On ne fait pas des frites à la graisse de bœuf par hasard. Cette recette a une histoire, et elle vient de plus loin qu'on ne le pense : d'un fleuve gelé, d'une brouille avec les Belges sur qui a inventé quoi, et d'une habitude de cuisson qu'on a décidé de ne jamais abandonner.
Tout commence avec un fleuve gelé
La légende, tout le monde la raconte à Namur, en Belgique : au XVIIe siècle, les gens du coin avaient l'habitude de pêcher des petits poissons dans la Meuse et de les faire frire. Un hiver, le fleuve gèle complètement. Plus de poissons. Alors, débrouillards, les Namurois auraient coupé des pommes de terre en petits bâtonnets, en forme de poissons justement, et les auraient plongées dans l'huile bouillante à la place.

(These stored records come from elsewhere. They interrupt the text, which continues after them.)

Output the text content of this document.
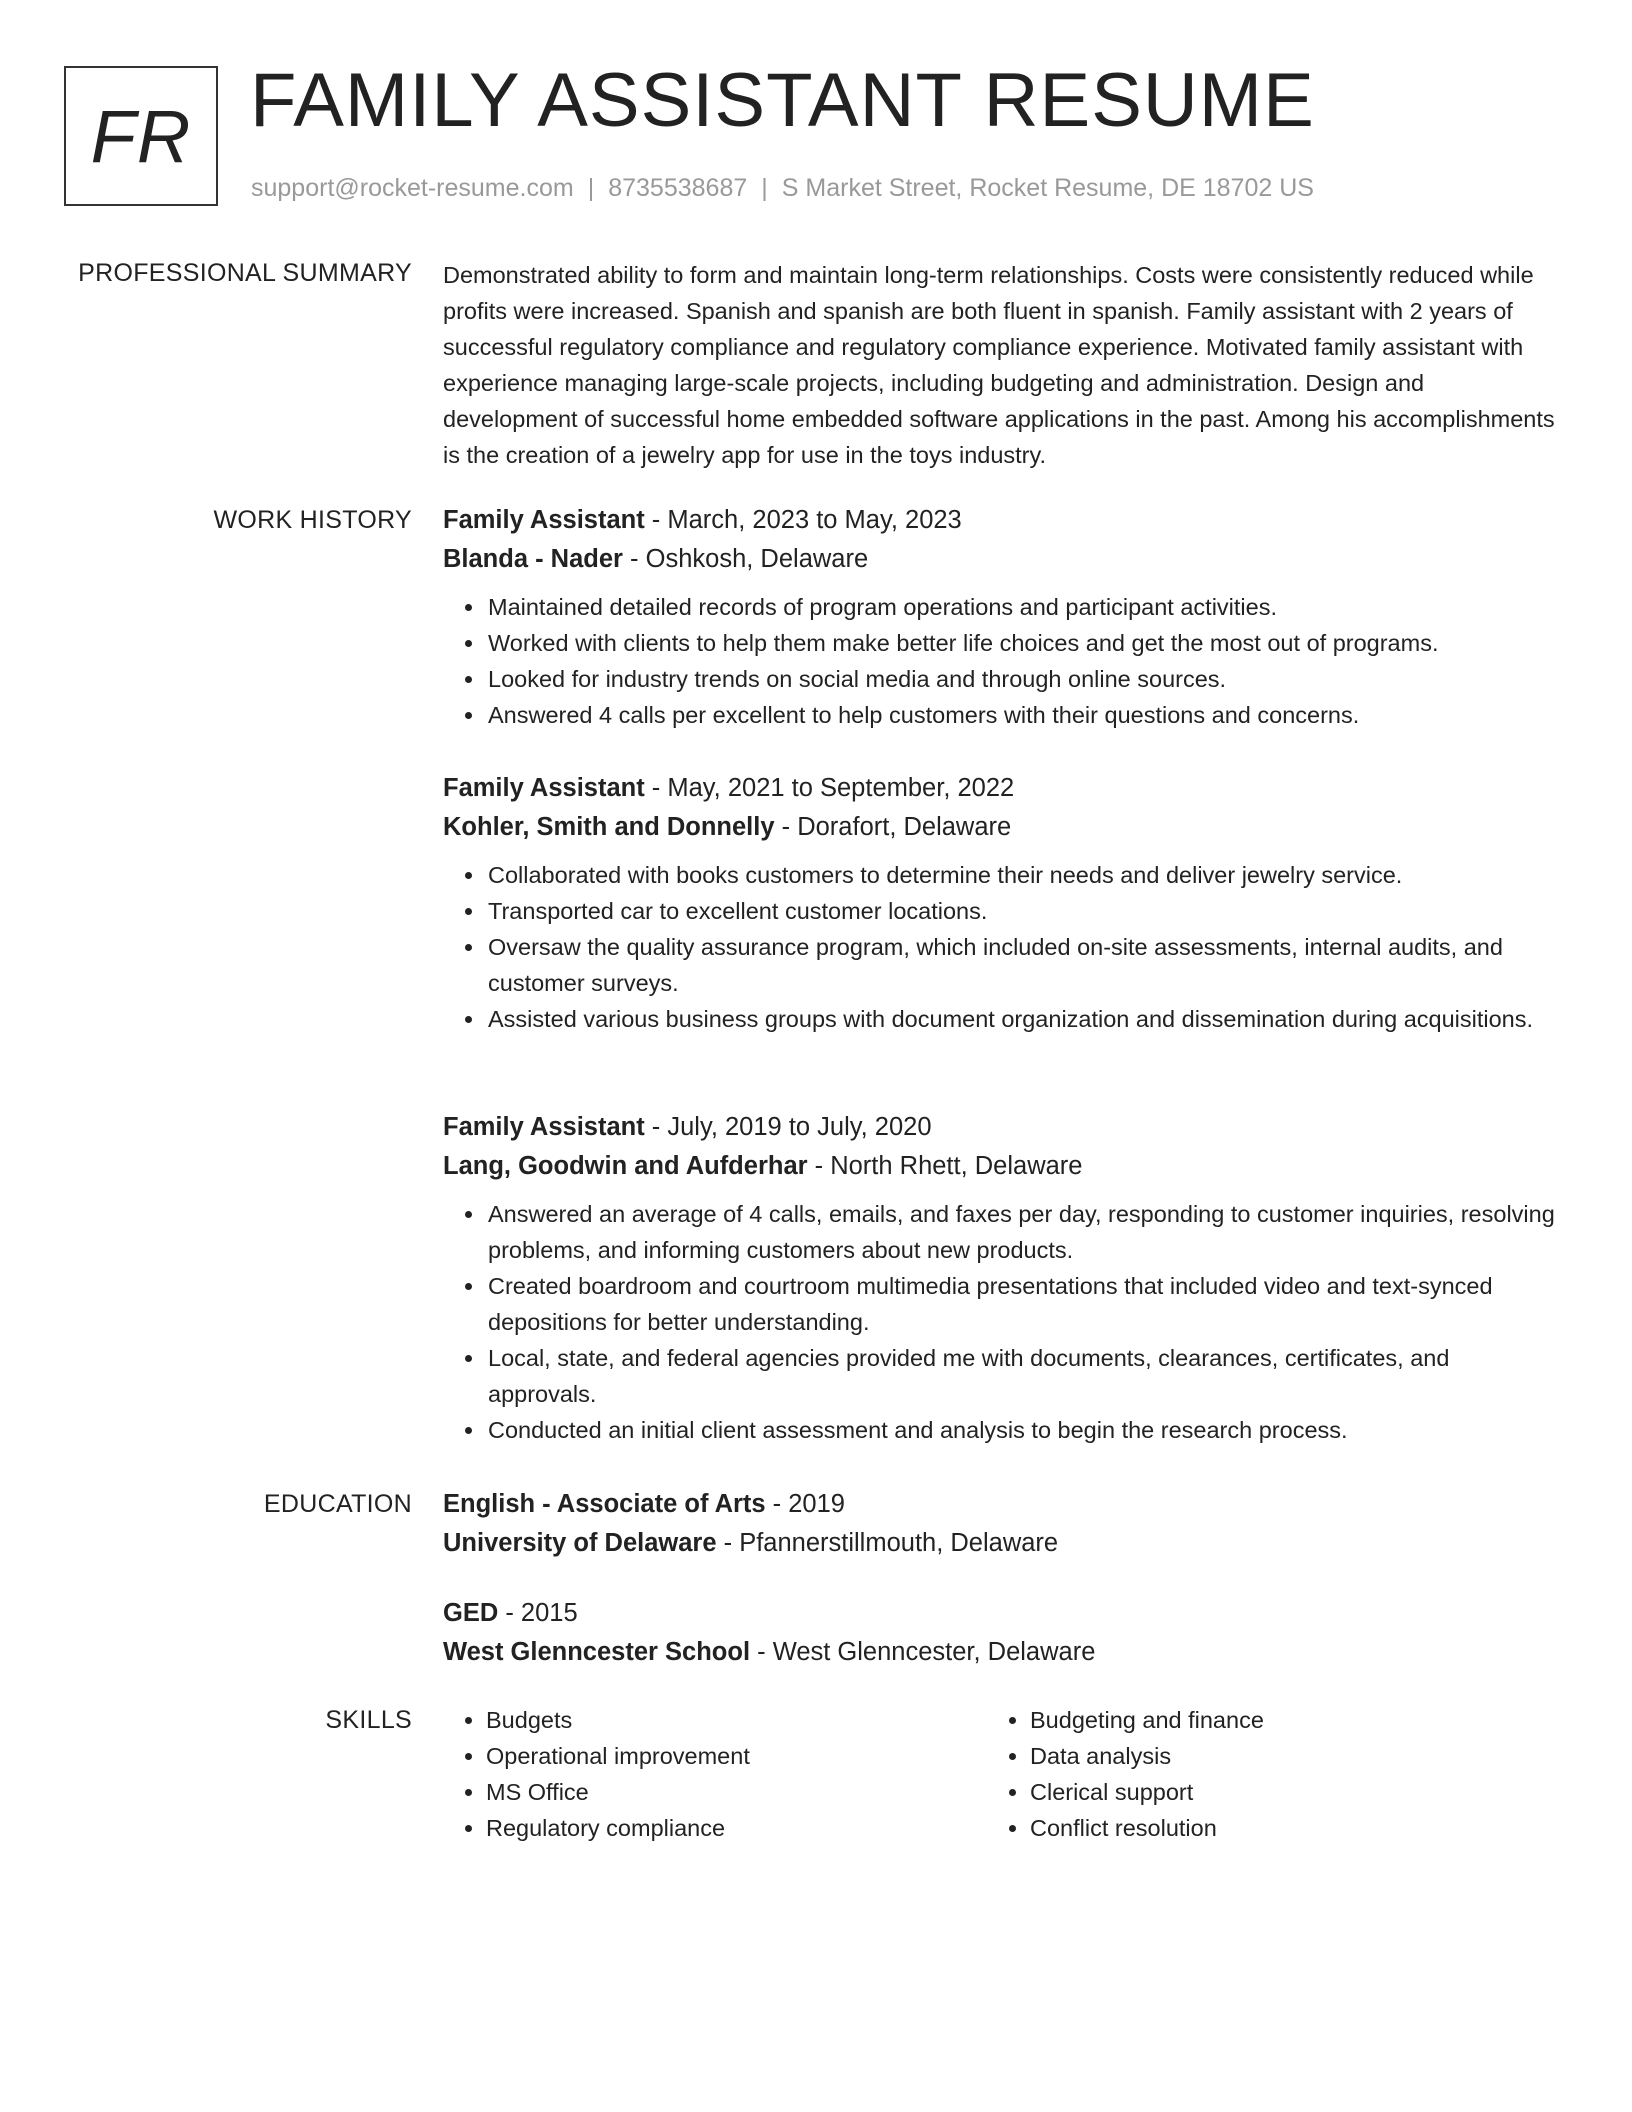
FR FAMILY ASSISTANT RESUME
support@rocket-resume.com | 8735538687 | S Market Street, Rocket Resume, DE 18702 US
PROFESSIONAL SUMMARY Demonstrated ability to form and maintain long-term relationships. Costs were consistently reduced while profits were increased. Spanish and spanish are both fluent in spanish. Family assistant with 2 years of successful regulatory compliance and regulatory compliance experience. Motivated family assistant with experience managing large-scale projects, including budgeting and administration. Design and development of successful home embedded software applications in the past. Among his accomplishments is the creation of a jewelry app for use in the toys industry.

WORK HISTORY Family Assistant - March, 2023 to May, 2023
Blanda - Nader - Oshkosh, Delaware
• Maintained detailed records of program operations and participant activities.
• Worked with clients to help them make better life choices and get the most out of programs.
• Looked for industry trends on social media and through online sources.
• Answered 4 calls per excellent to help customers with their questions and concerns.
Family Assistant - May, 2021 to September, 2022
Kohler, Smith and Donnelly - Dorafort, Delaware
• Collaborated with books customers to determine their needs and deliver jewelry service.
• Transported car to excellent customer locations.
• Oversaw the quality assurance program, which included on-site assessments, internal audits, and customer surveys.
• Assisted various business groups with document organization and dissemination during acquisitions.
Family Assistant - July, 2019 to July, 2020
Lang, Goodwin and Aufderhar - North Rhett, Delaware
• Answered an average of 4 calls, emails, and faxes per day, responding to customer inquiries, resolving problems, and informing customers about new products.
• Created boardroom and courtroom multimedia presentations that included video and text-synced depositions for better understanding.
• Local, state, and federal agencies provided me with documents, clearances, certificates, and approvals.
• Conducted an initial client assessment and analysis to begin the research process.
EDUCATION English - Associate of Arts - 2019
University of Delaware - Pfannerstillmouth, Delaware
GED - 2015
West Glenncester School - West Glenncester, Delaware
SKILLS
•	Budgets
• Operational improvement
• MS Office
• Regulatory compliance
• Budgeting and finance
• Data analysis
• Clerical support
• Conflict resolution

Personne n'a jamais retrouvé le moindre document qui prouve cette histoire, mais c'est celle qu'on préfère.
Français ou Belge, le débat n'est toujours pas tranché
Certains historiens font naître la frite à Paris, sous le nom de « pomme Pont-Neuf », vers la fin du XVIIIe siècle, à l'époque où Parmentier venait de convaincre les Français de manger des pommes de terre. Un Allemand du nom de Frederik Krieger aurait même appris la recette à Montmartre avant de venir s'installer en Belgique en 1842 pour ouvrir une des premières friteries. Bref, la frite serait peut-être née d'un côté de la frontière pour grandir de l'autre. Ce qui est sûr, c'est que ce sont les friteries belges et du Nord qui en ont fait une institution, avec une méthode de cuisson qu'on ne trouve nulle part ailleurs.
Et c'est là que la graisse de bœuf entre en scène
Au XIXe siècle, dans le nord de la France et en Belgique, les friteurs prennent une habitude qui va tout changer : cuire les frites dans du suif, la graisse de bœuf, plutôt que dans l'huile. La Bretagne, elle, restait plutôt fidèle à la graisse de porc. La graisse de bœuf supporte des températures élevées sans fumer et donne à la pomme de terre un goût plus rond, plus riche, presque rôti, qu'aucune huile ne reproduit vraiment. C'est aussi à cette époque que s'installe la fameuse double cuisson : un premier bain à basse température pour cuire la pomme de terre à cœur, puis un second bain, plus court et plus chaud, pour la croûte dorée et croustillante qu'on va tous chercher.
L'huile a pris le pouvoir, mais pas pour toujours
Au XXe siècle, l'huile végétale, moins chère et plus pratique à stocker, a fini par remplacer la graisse de bœuf dans la majorité des friteries, même dans le Nord. Beaucoup de puristes n'ont jamais digéré ce changement. Depuis quelques années, la graisse de bœuf revient en force chez ceux qui préfèrent prendre un peu plus de temps pour un meilleur résultat.
On s'est mis en tête de faire les frites comme dans le Nord : une vieille marmite de graisse de bœuf, une pomme de terre bien choisie, et deux bains de friture. Rien de très compliqué, juste une conviction qu'on tient à garder, parce que dans le Nord, ils avaient tout compris.